Da un sondaggio on line sul sito dell’Eurodap (www.eurodap.it), che ha coinvolto 800 persone che posseggono un computer e navigano sul web (uomini e donne tra i 20 e 75 anni), e’ emerso che per il 70% degli intervistati al di sotto dei 55 anni usare il pc al di la’ dei motivi di lavoro per piu’ di 2 ore al giorno e’ “normale, sano e indispensabile”. Solo il 15%, non a caso compreso nella fascia di eta’ piu’ alta 55-75 anni, ne fa un uso piu’ moderato e non lo considera un miglioramento per i rapporti sociali, ma solo uno strumento utile. Il rimanente 15%, pur non arrivando ai livelli dei ‘maniaci del pc’, e’ sulla stessa strada.
“Analizzando le risposte degli intervistati -spiega la Vinciguerra- si ha la sensazione di trovarsi di fronte a persone completamente dipendenti dal pc, a drogati di computer che non si ritengono tali. Convinti come sono di poter smettere in qualsiasi momento”.

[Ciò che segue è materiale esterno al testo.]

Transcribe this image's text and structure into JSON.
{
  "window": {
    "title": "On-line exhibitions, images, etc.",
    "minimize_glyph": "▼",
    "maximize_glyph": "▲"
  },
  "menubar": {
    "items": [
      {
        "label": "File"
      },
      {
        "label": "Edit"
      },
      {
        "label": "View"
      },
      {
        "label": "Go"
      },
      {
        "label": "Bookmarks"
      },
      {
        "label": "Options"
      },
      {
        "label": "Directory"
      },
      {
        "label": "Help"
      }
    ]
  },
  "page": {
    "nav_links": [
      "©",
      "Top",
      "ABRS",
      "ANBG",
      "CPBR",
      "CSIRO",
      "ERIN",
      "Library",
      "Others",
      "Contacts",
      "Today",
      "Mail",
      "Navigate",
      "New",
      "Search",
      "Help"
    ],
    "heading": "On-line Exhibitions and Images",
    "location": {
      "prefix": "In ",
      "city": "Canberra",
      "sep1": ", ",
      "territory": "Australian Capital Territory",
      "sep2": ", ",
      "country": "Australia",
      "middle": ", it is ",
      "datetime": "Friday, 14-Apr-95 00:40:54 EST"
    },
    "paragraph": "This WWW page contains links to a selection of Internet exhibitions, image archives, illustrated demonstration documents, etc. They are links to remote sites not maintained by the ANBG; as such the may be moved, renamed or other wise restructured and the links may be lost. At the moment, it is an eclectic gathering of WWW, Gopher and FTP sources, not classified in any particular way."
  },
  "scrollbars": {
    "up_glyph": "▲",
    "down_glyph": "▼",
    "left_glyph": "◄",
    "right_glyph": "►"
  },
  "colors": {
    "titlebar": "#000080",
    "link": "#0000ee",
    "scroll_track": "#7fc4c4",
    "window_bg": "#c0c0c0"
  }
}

E quando si cerca di segnalare i pericoli di una chiusura nei confronti del mondo reale, i pc-maniaci fanno spallucce. “E’ come parlare con degli adolescenti di quanto sia dannoso fumare gli spinelli o bere alcool. I ragazzi – prosegue la psicoterapeuta – rispondono che possono smettere quando vogliono e che poi non fa male. Ecco, chi passa ore davanti al pc pensa che non ci sia il pericolo della dipendenza, che non siano in agguato disturbi e addirittura danni cerebrali”.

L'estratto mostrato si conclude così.